Présent à ses côtés, le Président directeur général de la Compagnie malienne de développement textile ( CMDT), Kouloumegué Dembélé, a précisé que concernant le taux de réalisation de la campagne 2025-2026, les objectifs sont ambitieux avec une superficie totale de 672.000 ha, et le taux de réalisation est 38,03% contre 26,90% à la même période l’année précédente.

L’agriculture, une priorité du gouvernement 

Selon une étude publiée en février 2024 dans la revue « Pnas Nexus« ,  l’agriculture au Mali occupe 70 % de la population active et contribue à plus de 40 % du PIB ( produit intérieur brut). Elle représente la principale source de revenus pour 80 % des populations rurales et génère près de 30 % des recettes d’exportation. 

Le pays dispose de 43,7 millions d’hectares de terres agricoles utilisables, dont seulement 4,5 % sont cultivés ; de 2,2 millions d’hectares aménageables, dont 23,5 % sont exploités ; de 14 millions de bovins, 58 millions d’ovins et caprins, 1,3 million de camelins, 63 millions de volailles ; de 70 milliards de mètres cubes d’eaux de surface et 2 720 milliards de m³ d’eaux souterraines. 

En outre, il dispose d’un potentiel de production piscicole d’environ 200 000 tonnes par an et d’un potentiel forestier de 100 millions d’hectares, dont 17 % sont aujourd’hui productifs, avec 7 millions de tonnes par an de potentiel de régénération naturelle. Pour mieux exploiter cet énorme potentiel au bénéfice des populations, le gouvernement l’a placé au cœur de la Vision « Mali Kura Ɲɛtaasira ka bɛn san 2063 ma » et de la Stratégie Nationale pour l’Émergence et le Développement Durable (SNEDD 2024-2033).

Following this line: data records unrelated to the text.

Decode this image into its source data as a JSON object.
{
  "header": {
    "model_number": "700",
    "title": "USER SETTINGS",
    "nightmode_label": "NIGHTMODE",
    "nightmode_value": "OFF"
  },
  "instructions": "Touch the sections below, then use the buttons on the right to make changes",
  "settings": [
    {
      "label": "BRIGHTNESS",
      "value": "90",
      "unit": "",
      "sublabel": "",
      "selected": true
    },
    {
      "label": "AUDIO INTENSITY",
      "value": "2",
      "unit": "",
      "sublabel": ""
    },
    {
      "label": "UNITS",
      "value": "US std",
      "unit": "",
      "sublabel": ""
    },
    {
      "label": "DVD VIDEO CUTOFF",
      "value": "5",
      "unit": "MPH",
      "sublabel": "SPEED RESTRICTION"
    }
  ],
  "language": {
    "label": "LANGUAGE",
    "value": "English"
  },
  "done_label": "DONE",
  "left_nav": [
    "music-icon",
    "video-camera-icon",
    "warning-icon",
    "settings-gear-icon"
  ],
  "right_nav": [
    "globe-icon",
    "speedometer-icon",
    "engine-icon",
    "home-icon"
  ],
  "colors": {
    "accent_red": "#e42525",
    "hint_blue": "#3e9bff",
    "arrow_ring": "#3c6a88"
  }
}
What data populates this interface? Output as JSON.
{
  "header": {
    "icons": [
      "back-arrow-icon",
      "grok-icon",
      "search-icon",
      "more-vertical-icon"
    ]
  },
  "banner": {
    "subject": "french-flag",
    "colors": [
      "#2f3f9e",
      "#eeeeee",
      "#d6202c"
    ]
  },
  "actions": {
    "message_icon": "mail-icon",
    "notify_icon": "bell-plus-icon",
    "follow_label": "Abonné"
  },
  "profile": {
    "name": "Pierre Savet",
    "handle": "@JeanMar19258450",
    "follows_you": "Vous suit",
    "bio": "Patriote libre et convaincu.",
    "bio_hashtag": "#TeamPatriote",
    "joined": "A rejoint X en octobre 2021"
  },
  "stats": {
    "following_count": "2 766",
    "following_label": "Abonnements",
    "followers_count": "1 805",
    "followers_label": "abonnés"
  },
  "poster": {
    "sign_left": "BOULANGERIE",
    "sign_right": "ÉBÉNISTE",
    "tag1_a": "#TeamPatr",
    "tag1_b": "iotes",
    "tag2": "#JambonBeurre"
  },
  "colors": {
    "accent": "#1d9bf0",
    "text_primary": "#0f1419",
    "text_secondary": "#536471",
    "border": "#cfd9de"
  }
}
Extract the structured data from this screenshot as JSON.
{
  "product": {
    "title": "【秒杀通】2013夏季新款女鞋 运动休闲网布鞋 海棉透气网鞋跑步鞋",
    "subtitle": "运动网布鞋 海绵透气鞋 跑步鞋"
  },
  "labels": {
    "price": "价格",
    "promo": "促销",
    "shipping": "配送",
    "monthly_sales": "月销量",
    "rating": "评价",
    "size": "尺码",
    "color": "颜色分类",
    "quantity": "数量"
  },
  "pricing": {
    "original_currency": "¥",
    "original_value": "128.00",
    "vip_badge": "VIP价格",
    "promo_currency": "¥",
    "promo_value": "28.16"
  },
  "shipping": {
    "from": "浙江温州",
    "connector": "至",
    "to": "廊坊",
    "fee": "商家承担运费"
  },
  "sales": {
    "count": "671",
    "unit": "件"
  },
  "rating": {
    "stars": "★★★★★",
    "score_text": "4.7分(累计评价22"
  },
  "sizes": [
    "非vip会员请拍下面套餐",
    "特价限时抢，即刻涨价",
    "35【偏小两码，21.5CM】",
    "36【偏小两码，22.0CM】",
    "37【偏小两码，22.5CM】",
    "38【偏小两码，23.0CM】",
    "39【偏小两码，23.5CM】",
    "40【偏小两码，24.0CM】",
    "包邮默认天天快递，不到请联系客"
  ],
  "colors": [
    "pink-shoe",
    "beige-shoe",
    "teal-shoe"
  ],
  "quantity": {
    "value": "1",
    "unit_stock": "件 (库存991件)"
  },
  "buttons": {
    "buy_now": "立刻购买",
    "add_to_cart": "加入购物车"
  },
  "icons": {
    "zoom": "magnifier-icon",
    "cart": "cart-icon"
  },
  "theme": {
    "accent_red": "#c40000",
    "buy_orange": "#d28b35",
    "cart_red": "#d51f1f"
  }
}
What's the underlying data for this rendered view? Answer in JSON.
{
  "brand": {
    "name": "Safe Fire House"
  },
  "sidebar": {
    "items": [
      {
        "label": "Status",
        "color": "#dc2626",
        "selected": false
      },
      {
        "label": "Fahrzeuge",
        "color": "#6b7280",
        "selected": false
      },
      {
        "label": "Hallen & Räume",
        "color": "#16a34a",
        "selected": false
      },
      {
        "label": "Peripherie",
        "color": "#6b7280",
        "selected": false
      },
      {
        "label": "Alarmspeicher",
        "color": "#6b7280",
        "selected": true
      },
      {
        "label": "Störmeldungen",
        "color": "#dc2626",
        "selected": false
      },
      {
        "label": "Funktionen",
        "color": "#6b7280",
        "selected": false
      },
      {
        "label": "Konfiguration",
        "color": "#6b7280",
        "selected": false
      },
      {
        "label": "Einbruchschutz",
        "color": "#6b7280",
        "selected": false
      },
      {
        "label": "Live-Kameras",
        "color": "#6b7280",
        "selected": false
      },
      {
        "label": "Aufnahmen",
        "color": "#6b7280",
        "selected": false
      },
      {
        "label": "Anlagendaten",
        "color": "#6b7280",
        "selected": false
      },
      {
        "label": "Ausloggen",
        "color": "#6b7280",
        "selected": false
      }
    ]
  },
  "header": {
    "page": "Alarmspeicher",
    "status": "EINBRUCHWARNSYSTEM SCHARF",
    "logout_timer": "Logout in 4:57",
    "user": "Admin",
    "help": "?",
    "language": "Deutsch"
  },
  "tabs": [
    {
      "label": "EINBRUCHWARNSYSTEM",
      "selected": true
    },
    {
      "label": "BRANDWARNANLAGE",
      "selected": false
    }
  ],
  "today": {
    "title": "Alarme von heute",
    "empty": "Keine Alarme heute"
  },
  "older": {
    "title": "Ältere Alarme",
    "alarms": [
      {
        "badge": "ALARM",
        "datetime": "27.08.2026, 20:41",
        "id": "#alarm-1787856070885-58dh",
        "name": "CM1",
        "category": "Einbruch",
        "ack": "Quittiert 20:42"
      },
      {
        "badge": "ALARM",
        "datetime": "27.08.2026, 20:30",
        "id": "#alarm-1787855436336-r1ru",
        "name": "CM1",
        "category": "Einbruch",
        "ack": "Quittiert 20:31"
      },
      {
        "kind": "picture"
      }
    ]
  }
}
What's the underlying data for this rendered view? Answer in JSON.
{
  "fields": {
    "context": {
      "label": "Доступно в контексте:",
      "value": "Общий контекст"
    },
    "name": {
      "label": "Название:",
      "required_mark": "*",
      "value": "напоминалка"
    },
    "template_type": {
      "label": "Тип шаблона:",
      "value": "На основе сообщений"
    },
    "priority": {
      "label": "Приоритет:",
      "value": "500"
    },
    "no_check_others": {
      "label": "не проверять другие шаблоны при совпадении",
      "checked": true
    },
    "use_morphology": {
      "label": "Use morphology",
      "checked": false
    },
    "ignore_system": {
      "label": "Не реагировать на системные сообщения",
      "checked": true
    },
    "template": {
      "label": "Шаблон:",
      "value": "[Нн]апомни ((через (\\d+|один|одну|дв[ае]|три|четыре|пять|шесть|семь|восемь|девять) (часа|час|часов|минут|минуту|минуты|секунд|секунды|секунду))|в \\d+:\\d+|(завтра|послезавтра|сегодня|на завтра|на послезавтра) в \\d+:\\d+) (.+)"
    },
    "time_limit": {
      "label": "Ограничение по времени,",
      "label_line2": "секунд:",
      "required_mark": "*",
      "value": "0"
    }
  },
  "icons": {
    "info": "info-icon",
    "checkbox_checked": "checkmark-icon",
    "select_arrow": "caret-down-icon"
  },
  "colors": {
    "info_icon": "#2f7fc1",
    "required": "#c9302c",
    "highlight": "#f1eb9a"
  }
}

Dans cette stratégie, il est inscrit comme projet structurant sous le nom de  « FARAFINNA JIGINƐ » qui signifie « Nourrir le Mali et la Sous-région ». 

Une assistance alimentaire gratuite composée de 22 700 tonnes de céréales

A signaler que selon le cadre harmonisé sur la situation alimentaire du pays en 2025 effectué, en novembre 2024, par les autorités maliennes et les partenaires internationaux en la matière,  1 470 114 millions de personnes au Mali seront en situation de crise alimentaire, avec 100 941 personnes en situation d’urgence. 

En d’autres termes, selon le programme alimentaire mondial (PAM), dans une publication en date du 17 mars 2025, le Mali sera confronté, en 2025, à une situation alimentaire tendue. Les bons résultats enregistrés par la campagne agricole de 2025 constituent une bouffée d’oxygène pour le Mali. 

Ils permettront de juguler cette prévision d’insécurité alimentaire en facilitant la mise en œuvre du plan national de réponses à l’insécurité alimentaire dont le budget est de 12 milliards de FCFA. Un montant qui est destiné à fournir une assistance alimentaire gratuite composée de 22 700 tonnes de céréales destinées aux populations les plus vulnérables, environ 11 500 tonnes de riz à la vente subventionnée et le reste pour soutenir les maraîchers, les pisciculteurs et les actions de restauration des terres dégradées.